Monday 5 November 2012

Musings about memory and memories

A couple of weeks on holiday and a death in the family, and I have had time to muse about how the memory and the legacy of memories we leave.

The division of memory into short term and long term is commonly accepted, and these days as one approaches 'a certain age' one can become very sensitive to lapses in short term memory, forgetting someone's name; going into a room to fetch something and forgetting what you wanted...the fear of Alzheimer's and related disease is very real.  Our long term memory also tends to fade so memories of our childhood recede, though often when reminiscing with contemporaries or looking at photos, we find we are able to access images and scenes we thought were long gone.

Smell is a sense strongly linked with memory, and especially with those that carry strong emotions.  Remember the smell of the air after rain on a hot day, the aromas of coffee and baking bread that estate agents once used to make buyers more susceptible to a house's charms, Dad's aftershave, Grandma's scent.

There are also memories of physical skills that become so entrenched that we can perform them automatically without consciously recalling each part of the process.  Riding a bicycle is a common example of this, as is driving a manual car without 'bunny hopping'.

As parents, grandparents, nannies, child care professionals we are responsible for moulding the character and behaviours of the children we have in our care, both by our actions and by the role modelling we do. It is amazing to nurse a new born baby and then to watch as that baby grows and develops, both creating memories for us and itself accumulating its own store of memories.

We all know it is no use encouraging children to be kind to other people and in their presence being unkind to someone.  Or having a 'no swearing' policy and then abusing the motorist that cuts us off.  In both these instances, it is not unusual to have a child point out our inconsistency!

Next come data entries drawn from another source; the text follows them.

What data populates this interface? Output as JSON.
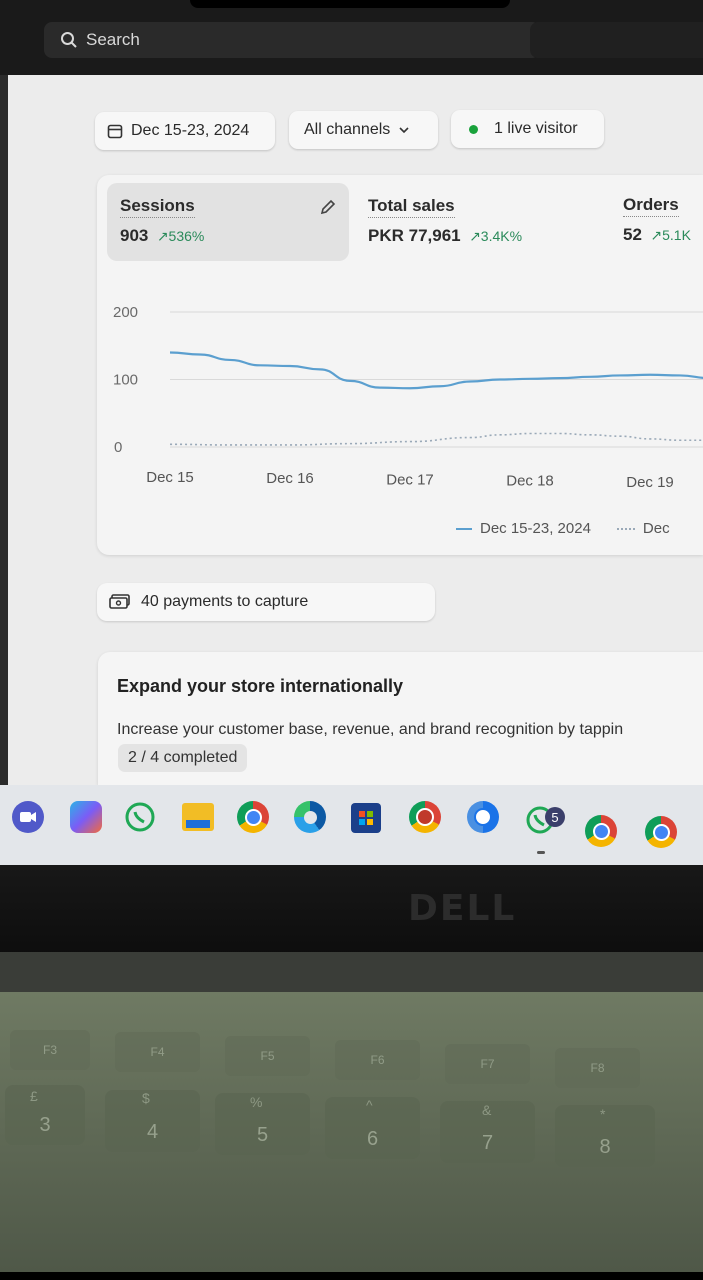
{
  "search": {
    "placeholder": "Search"
  },
  "filters": {
    "date_range": "Dec 15-23, 2024",
    "channels": "All channels",
    "live_visitors": "1 live visitor"
  },
  "metrics": [
    {
      "label": "Sessions",
      "value": "903",
      "delta": "↗536%"
    },
    {
      "label": "Total sales",
      "value": "PKR 77,961",
      "delta": "↗3.4K%"
    },
    {
      "label": "Orders",
      "value": "52",
      "delta": "↗5.1K"
    }
  ],
  "chart_data": {
    "type": "line",
    "categories": [
      "Dec 15",
      "Dec 16",
      "Dec 17",
      "Dec 18",
      "Dec 19"
    ],
    "y_ticks": [
      "200",
      "100",
      "0"
    ],
    "ylim": [
      0,
      200
    ],
    "grid": true,
    "series": [
      {
        "name": "Dec 15-23, 2024",
        "style": "solid",
        "color": "#5b9fcf",
        "x": [
          0,
          0.25,
          0.5,
          0.75,
          1,
          1.25,
          1.5,
          1.75,
          2,
          2.25,
          2.5,
          2.75,
          3,
          3.25,
          3.5,
          3.75,
          4,
          4.25,
          4.5
        ],
        "values": [
          140,
          137,
          129,
          121,
          120,
          115,
          98,
          88,
          87,
          90,
          97,
          100,
          101,
          102,
          104,
          106,
          107,
          106,
          102
        ]
      },
      {
        "name": "Dec",
        "style": "dotted",
        "color": "#9aa9b8",
        "x": [
          0,
          0.5,
          1,
          1.5,
          2,
          2.5,
          2.75,
          3,
          3.25,
          3.5,
          3.75,
          4,
          4.25,
          4.5
        ],
        "values": [
          4,
          3,
          3,
          5,
          8,
          14,
          18,
          20,
          20,
          18,
          16,
          12,
          10,
          10
        ]
      }
    ],
    "legend_position": "bottom"
  },
  "legend": {
    "current": "Dec 15-23, 2024",
    "previous": "Dec"
  },
  "payments": {
    "text": "40 payments to capture"
  },
  "expand_card": {
    "title": "Expand your store internationally",
    "description": "Increase your customer base, revenue, and brand recognition by tappin",
    "progress": "2 / 4 completed"
  },
  "taskbar": {
    "icons": [
      "teams-icon",
      "copilot-icon",
      "whatsapp-icon",
      "file-explorer-icon",
      "chrome-icon",
      "edge-icon",
      "microsoft-store-icon",
      "chrome-profile-icon",
      "chrome-profile-icon",
      "whatsapp-icon",
      "chrome-icon",
      "chrome-icon"
    ],
    "notification_count": "5"
  },
  "laptop": {
    "brand": "DELL"
  },
  "keyboard": {
    "fkeys": [
      "F3",
      "F4",
      "F5",
      "F6",
      "F7",
      "F8"
    ],
    "number_keys": [
      "3",
      "4",
      "5",
      "6",
      "7",
      "8"
    ],
    "symbol_keys": [
      "£",
      "$",
      "%",
      "^",
      "&",
      "*"
    ]
  },
  "colors": {
    "accent_line": "#5b9fcf",
    "positive_delta": "#2a8a5a",
    "live_dot": "#19a23b"
  }
}
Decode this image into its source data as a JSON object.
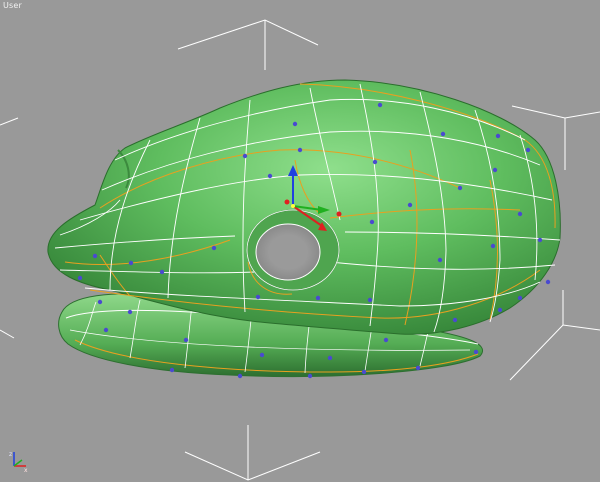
{
  "viewport": {
    "label": "User",
    "background": "#999999"
  },
  "model": {
    "surface_color": "#5fbd5f",
    "wire_color": "#ffffff",
    "cage_color": "#e8a020",
    "vertex_color": "#4a4ad0"
  },
  "gizmo": {
    "x_color": "#e02020",
    "y_color": "#20b020",
    "z_color": "#2040e0"
  },
  "axis_tripod": {
    "icon": "world-axis-icon"
  }
}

When someone dies, many memories are stimulated as people reflect on the person who has died.  This happens even with miscarriages and perinatal births, as once a child is conceived we have a variety of reactions, hopes and fears which centre on the child and the circumstances of its conception and death.  As I have previously written, the death of a child is generally traumatic for all concerned, but all deaths, even peacefully in old age, have an impact on those who have known the person, hence the period of grieving that lingers far beyond the funeral.

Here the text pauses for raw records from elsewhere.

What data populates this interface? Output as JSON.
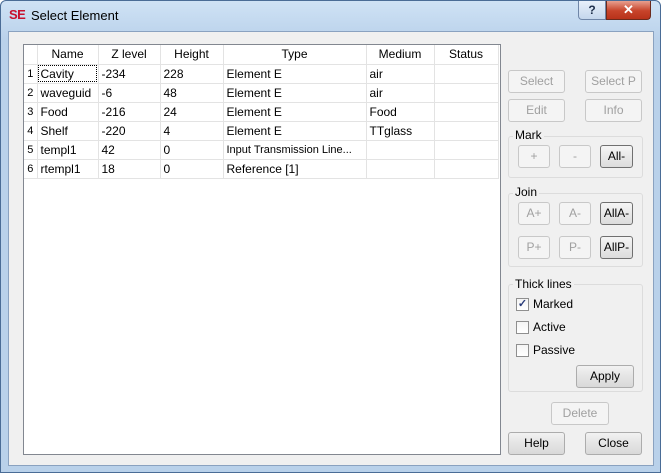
{
  "window": {
    "app_icon_text": "SE",
    "title": "Select Element",
    "help_glyph": "?",
    "close_glyph": "✕"
  },
  "table": {
    "columns": [
      "Name",
      "Z level",
      "Height",
      "Type",
      "Medium",
      "Status"
    ],
    "rows": [
      {
        "num": "1",
        "name": "Cavity",
        "z": "-234",
        "height": "228",
        "type": "Element E",
        "medium": "air",
        "status": ""
      },
      {
        "num": "2",
        "name": "waveguid",
        "z": "-6",
        "height": "48",
        "type": "Element E",
        "medium": "air",
        "status": ""
      },
      {
        "num": "3",
        "name": "Food",
        "z": "-216",
        "height": "24",
        "type": "Element E",
        "medium": "Food",
        "status": ""
      },
      {
        "num": "4",
        "name": "Shelf",
        "z": "-220",
        "height": "4",
        "type": "Element E",
        "medium": "TTglass",
        "status": ""
      },
      {
        "num": "5",
        "name": "templ1",
        "z": "42",
        "height": "0",
        "type": "Input Transmission Line...",
        "medium": "",
        "status": ""
      },
      {
        "num": "6",
        "name": "rtempl1",
        "z": "18",
        "height": "0",
        "type": "Reference [1]",
        "medium": "",
        "status": ""
      }
    ]
  },
  "buttons": {
    "select": "Select",
    "select_p": "Select P",
    "edit": "Edit",
    "info": "Info",
    "delete": "Delete",
    "help": "Help",
    "close": "Close",
    "apply": "Apply"
  },
  "mark": {
    "label": "Mark",
    "plus": "+",
    "minus": "-",
    "all_minus": "All-"
  },
  "join": {
    "label": "Join",
    "a_plus": "A+",
    "a_minus": "A-",
    "all_a_minus": "AllA-",
    "p_plus": "P+",
    "p_minus": "P-",
    "all_p_minus": "AllP-"
  },
  "thick_lines": {
    "label": "Thick lines",
    "marked": {
      "label": "Marked",
      "checked": true
    },
    "active": {
      "label": "Active",
      "checked": false
    },
    "passive": {
      "label": "Passive",
      "checked": false
    }
  }
}
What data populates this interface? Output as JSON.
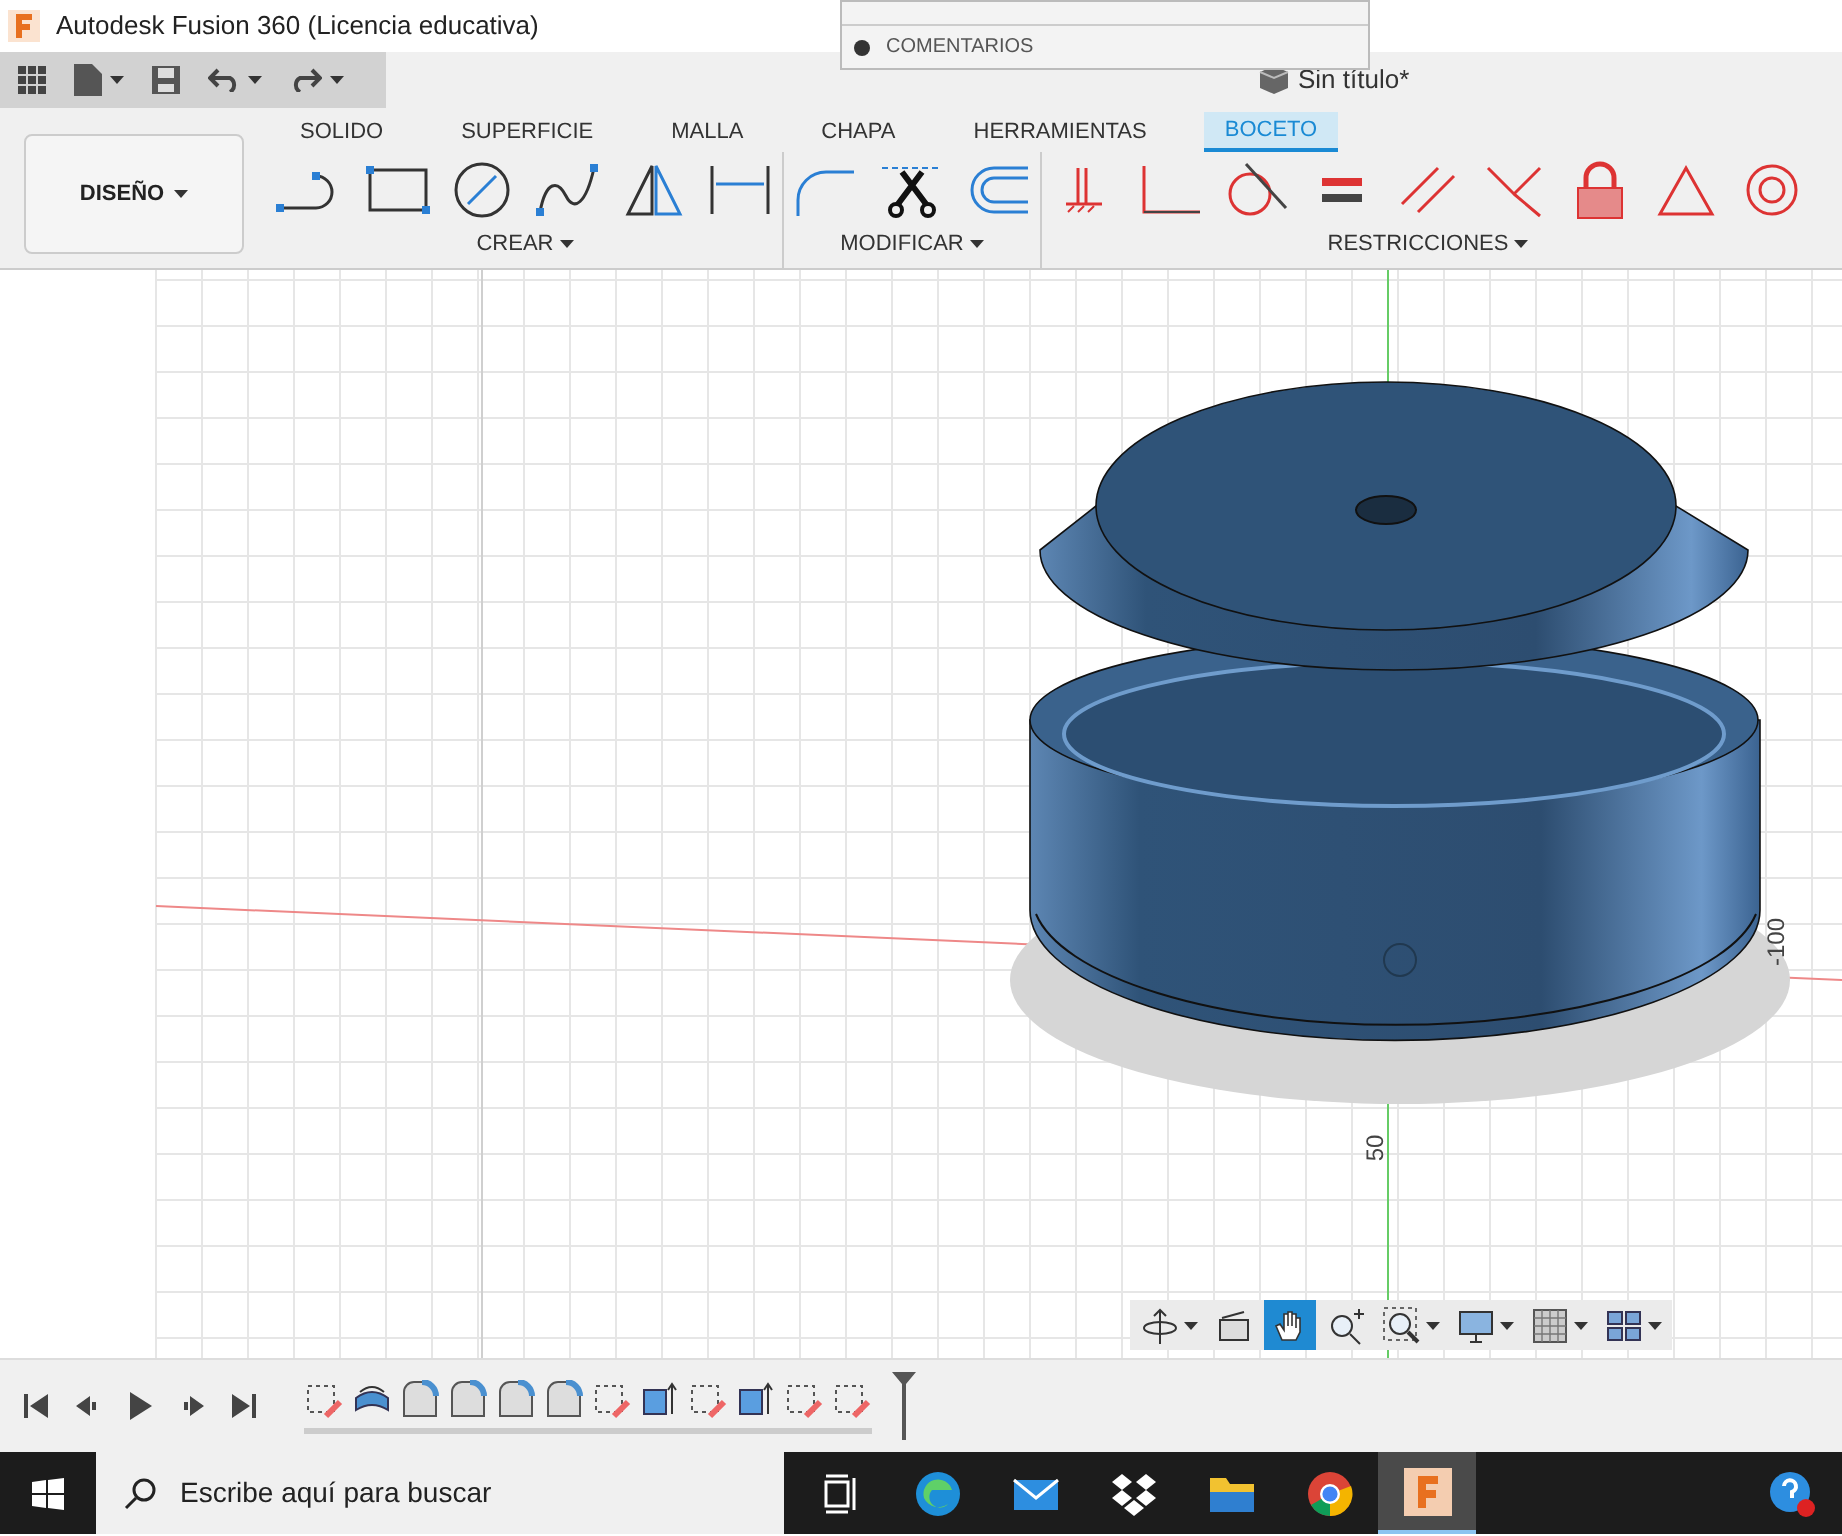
{
  "window": {
    "title": "Autodesk Fusion 360 (Licencia educativa)"
  },
  "browser_menu": {
    "items": [
      {
        "label": "COMENTARIOS"
      }
    ]
  },
  "document": {
    "title": "Sin título*"
  },
  "tabs": [
    {
      "label": "SOLIDO",
      "selected": false
    },
    {
      "label": "SUPERFICIE",
      "selected": false
    },
    {
      "label": "MALLA",
      "selected": false
    },
    {
      "label": "CHAPA",
      "selected": false
    },
    {
      "label": "HERRAMIENTAS",
      "selected": false
    },
    {
      "label": "BOCETO",
      "selected": true
    }
  ],
  "workspace_button": {
    "label": "DISEÑO"
  },
  "tool_groups": [
    {
      "label": "CREAR",
      "tools": [
        {
          "kind": "line"
        },
        {
          "kind": "rectangle"
        },
        {
          "kind": "circle"
        },
        {
          "kind": "spline"
        },
        {
          "kind": "polygon"
        },
        {
          "kind": "dimension"
        }
      ]
    },
    {
      "label": "MODIFICAR",
      "tools": [
        {
          "kind": "fillet"
        },
        {
          "kind": "trim"
        },
        {
          "kind": "offset"
        }
      ]
    },
    {
      "label": "RESTRICCIONES",
      "tools": [
        {
          "kind": "fix"
        },
        {
          "kind": "coincident"
        },
        {
          "kind": "tangent"
        },
        {
          "kind": "equal"
        },
        {
          "kind": "parallel"
        },
        {
          "kind": "perpendicular"
        },
        {
          "kind": "lock"
        },
        {
          "kind": "triangle"
        },
        {
          "kind": "concentric"
        }
      ]
    }
  ],
  "viewport": {
    "axis_labels": [
      "-100",
      "50"
    ]
  },
  "nav_tools": [
    {
      "kind": "orbit",
      "selected": false
    },
    {
      "kind": "look",
      "selected": false
    },
    {
      "kind": "pan",
      "selected": true
    },
    {
      "kind": "zoom",
      "selected": false
    },
    {
      "kind": "fit",
      "selected": false
    },
    {
      "kind": "display",
      "selected": false
    },
    {
      "kind": "grid",
      "selected": false
    },
    {
      "kind": "viewports",
      "selected": false
    }
  ],
  "timeline": {
    "features": [
      {
        "kind": "sketch"
      },
      {
        "kind": "revolve"
      },
      {
        "kind": "fillet"
      },
      {
        "kind": "fillet"
      },
      {
        "kind": "fillet"
      },
      {
        "kind": "fillet"
      },
      {
        "kind": "sketch"
      },
      {
        "kind": "extrude"
      },
      {
        "kind": "sketch"
      },
      {
        "kind": "extrude"
      },
      {
        "kind": "sketch"
      },
      {
        "kind": "sketch"
      }
    ]
  },
  "taskbar": {
    "search_placeholder": "Escribe aquí para buscar",
    "apps": [
      {
        "kind": "taskview",
        "selected": false
      },
      {
        "kind": "edge",
        "selected": false
      },
      {
        "kind": "mail",
        "selected": false
      },
      {
        "kind": "dropbox",
        "selected": false
      },
      {
        "kind": "folder",
        "selected": false
      },
      {
        "kind": "chrome",
        "selected": false
      },
      {
        "kind": "fusion",
        "selected": true
      }
    ]
  }
}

I think most of us would want to be remembered as people who are kind, generous, loving, and any of the other attributes we value.  If we achieve great things with our lives for example as scientists, humanitarians, sporting figures we would want these to be remembered.  If our achievements are somewhat more measured we would want to be remembered as people of integrity, living as well as we can.

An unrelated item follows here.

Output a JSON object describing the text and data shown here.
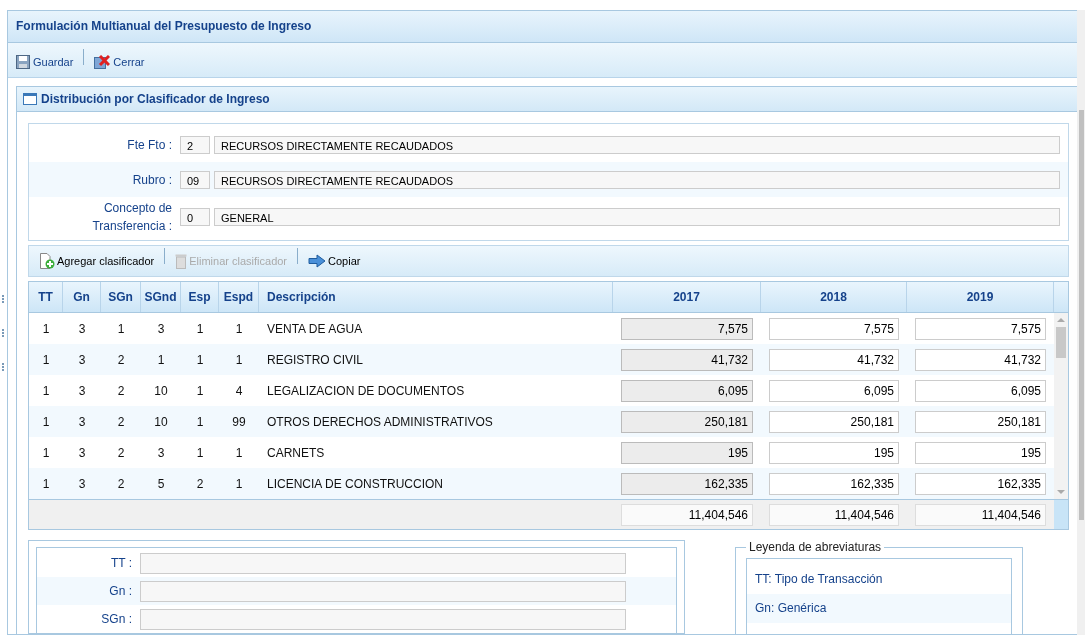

In Julius Caesar, Shakespeare tells us that "The evil that men do lives after them; The good is oft interred with their bones".  It is terrible to think that this is true of our everyday lives, that all the little things we have done wrong are the things that people remember most about us. I think rather that these misdoings are quite different from those of men like Hitler, Pol Pot, Stalin and Idi Amin.

I read a line in a novel, the title long since forgotten, that lovely old people don't get that way overnight but as the product of their life long way of living.  If that is so, how we are remembered has already started, and the result is in our hands.